I picked up what I think is a lionhead last night. I want to have confirmation, however I can't post any pictures since I'm a new member. Any suggestions?


----------



## ksalvagno (Mar 8, 2011)

You just have to post over 10 times.


----------



## midwestchickenwrangler (Mar 8, 2011)

Ok thanks.


----------



## samanthaj (Mar 8, 2011)

just keeping posting,i think even replies count! thats what i did when i was new!!


----------



## dewey (Mar 8, 2011)

Yep  they count.  You could also go to tinypic, upload the photo from your computer, then post just the tinypic link to it here, where we can click on it and see your new bun.


----------



## midwestchickenwrangler (Mar 8, 2011)

I used tinypic. Can anyone confirm that he is a lionhead? And what color?
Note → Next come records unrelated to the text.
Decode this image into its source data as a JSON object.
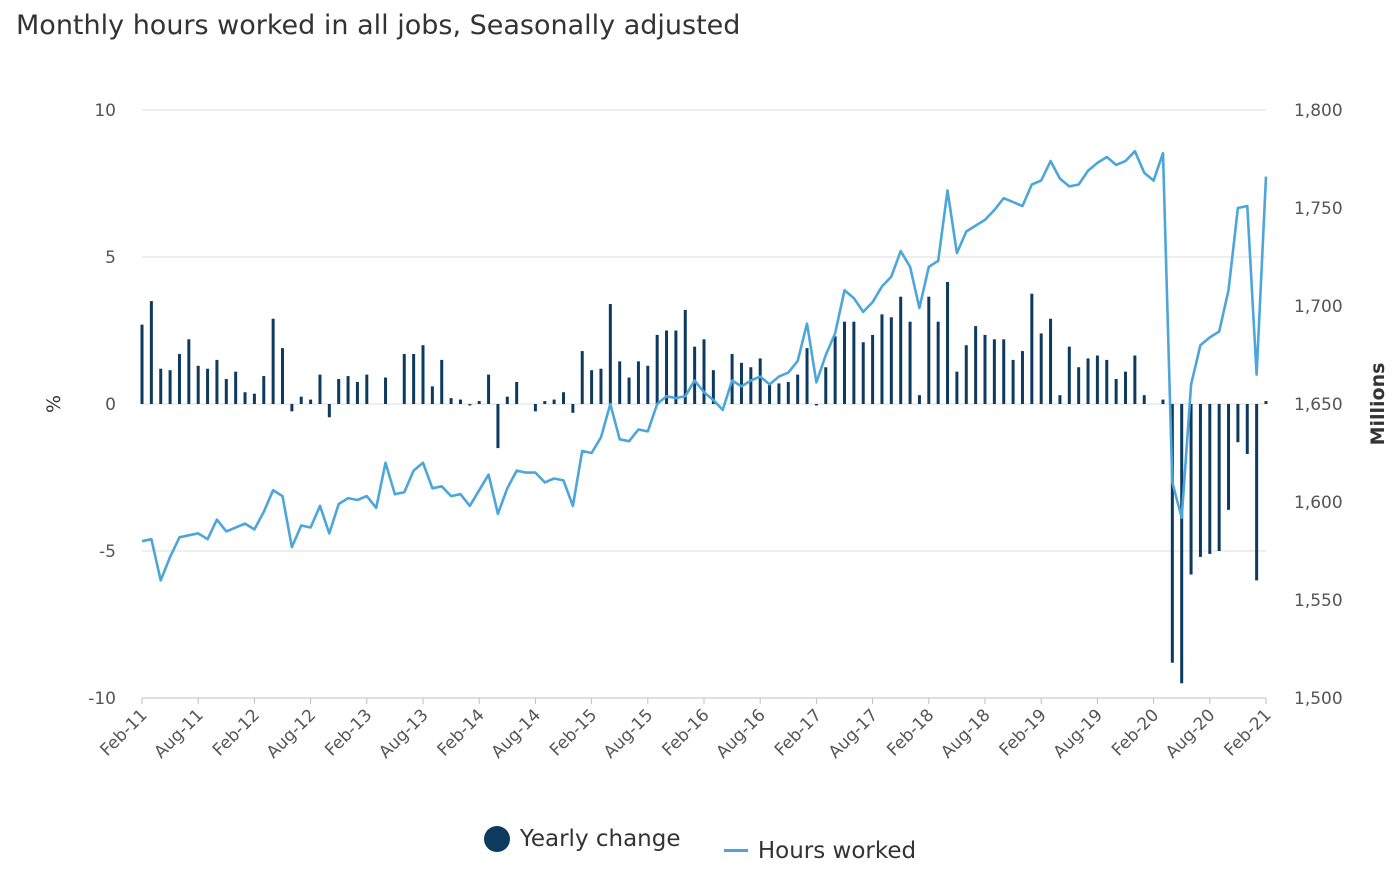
{
  "title": "Monthly hours worked in all jobs, Seasonally adjusted",
  "chart_data": {
    "type": "bar+line",
    "title": "Monthly hours worked in all jobs, Seasonally adjusted",
    "ylabel_left": "%",
    "ylabel_right": "Millions",
    "ylim_left": [
      -10,
      10
    ],
    "ylim_right": [
      1500,
      1800
    ],
    "yticks_left": [
      "10",
      "5",
      "0",
      "-5",
      "-10"
    ],
    "yticks_right": [
      "1,800",
      "1,750",
      "1,700",
      "1,650",
      "1,600",
      "1,550",
      "1,500"
    ],
    "x_tick_labels": [
      "Feb-11",
      "Aug-11",
      "Feb-12",
      "Aug-12",
      "Feb-13",
      "Aug-13",
      "Feb-14",
      "Aug-14",
      "Feb-15",
      "Aug-15",
      "Feb-16",
      "Aug-16",
      "Feb-17",
      "Aug-17",
      "Feb-18",
      "Aug-18",
      "Feb-19",
      "Aug-19",
      "Feb-20",
      "Aug-20",
      "Feb-21"
    ],
    "x_start": "Feb-11",
    "x_end": "Feb-21",
    "grid": true,
    "legend_position": "bottom",
    "colors": {
      "bars": "#0d3a5f",
      "line": "#4da6d9",
      "grid": "#dcdcdc"
    },
    "series": [
      {
        "name": "Yearly change",
        "type": "bar",
        "axis": "left",
        "values": [
          2.7,
          3.5,
          1.2,
          1.15,
          1.7,
          2.2,
          1.3,
          1.2,
          1.5,
          0.85,
          1.1,
          0.4,
          0.35,
          0.95,
          2.9,
          1.9,
          -0.25,
          0.25,
          0.15,
          1.0,
          -0.45,
          0.85,
          0.95,
          0.75,
          1.0,
          0.0,
          0.9,
          0.0,
          1.7,
          1.7,
          2.0,
          0.6,
          1.5,
          0.2,
          0.15,
          -0.05,
          0.1,
          1.0,
          -1.5,
          0.25,
          0.75,
          0.0,
          -0.25,
          0.1,
          0.15,
          0.4,
          -0.3,
          1.8,
          1.15,
          1.2,
          3.4,
          1.45,
          0.9,
          1.45,
          1.3,
          2.35,
          2.5,
          2.5,
          3.2,
          1.95,
          2.2,
          1.15,
          0.0,
          1.7,
          1.4,
          1.25,
          1.55,
          0.65,
          0.7,
          0.75,
          1.0,
          1.9,
          -0.05,
          1.25,
          2.3,
          2.8,
          2.8,
          2.1,
          2.35,
          3.05,
          2.95,
          3.65,
          2.8,
          0.3,
          3.65,
          2.8,
          4.15,
          1.1,
          2.0,
          2.65,
          2.35,
          2.2,
          2.2,
          1.5,
          1.8,
          3.75,
          2.4,
          2.9,
          0.3,
          1.95,
          1.25,
          1.55,
          1.65,
          1.5,
          0.85,
          1.1,
          1.65,
          0.3,
          0.0,
          0.15,
          -8.8,
          -9.5,
          -5.8,
          -5.2,
          -5.1,
          -5.0,
          -3.6,
          -1.3,
          -1.7,
          -6.0,
          0.1
        ]
      },
      {
        "name": "Hours worked",
        "type": "line",
        "axis": "right",
        "values": [
          1580,
          1581,
          1560,
          1572,
          1582,
          1583,
          1584,
          1581,
          1591,
          1585,
          1587,
          1589,
          1586,
          1595,
          1606,
          1603,
          1577,
          1588,
          1587,
          1598,
          1584,
          1599,
          1602,
          1601,
          1603,
          1597,
          1620,
          1604,
          1605,
          1616,
          1620,
          1607,
          1608,
          1603,
          1604,
          1598,
          1606,
          1614,
          1594,
          1607,
          1616,
          1615,
          1615,
          1610,
          1612,
          1611,
          1598,
          1626,
          1625,
          1633,
          1650,
          1632,
          1631,
          1637,
          1636,
          1650,
          1654,
          1653,
          1654,
          1662,
          1656,
          1652,
          1647,
          1662,
          1659,
          1662,
          1664,
          1660,
          1664,
          1666,
          1672,
          1691,
          1661,
          1675,
          1686,
          1708,
          1704,
          1697,
          1702,
          1710,
          1715,
          1728,
          1720,
          1699,
          1720,
          1723,
          1759,
          1727,
          1738,
          1741,
          1744,
          1749,
          1755,
          1753,
          1751,
          1762,
          1764,
          1774,
          1765,
          1761,
          1762,
          1769,
          1773,
          1776,
          1772,
          1774,
          1779,
          1768,
          1764,
          1778,
          1610,
          1592,
          1660,
          1680,
          1684,
          1687,
          1708,
          1750,
          1751,
          1665,
          1766
        ]
      }
    ]
  },
  "legend": {
    "bar_label": "Yearly change",
    "line_label": "Hours worked"
  }
}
http://i51.tinypic.com/28a8htc.jpg


----------



## dipence71 (Mar 8, 2011)

looks like a lion head to me but I'm no expert


----------



## norcal (Mar 8, 2011)

How adorable.      teehee


----------



## michelle43 (Mar 8, 2011)

Cute!


----------



## dbunni (Mar 9, 2011)

dipence71 said:
			
		

> looks like a lion head to me but I'm no expert


  Yep ... Lionhead ... pet quality, but definately LH.  Cute baby!


----------



## Bunnylady (Mar 9, 2011)

Yep, Liohead. Siamese Sable.


----------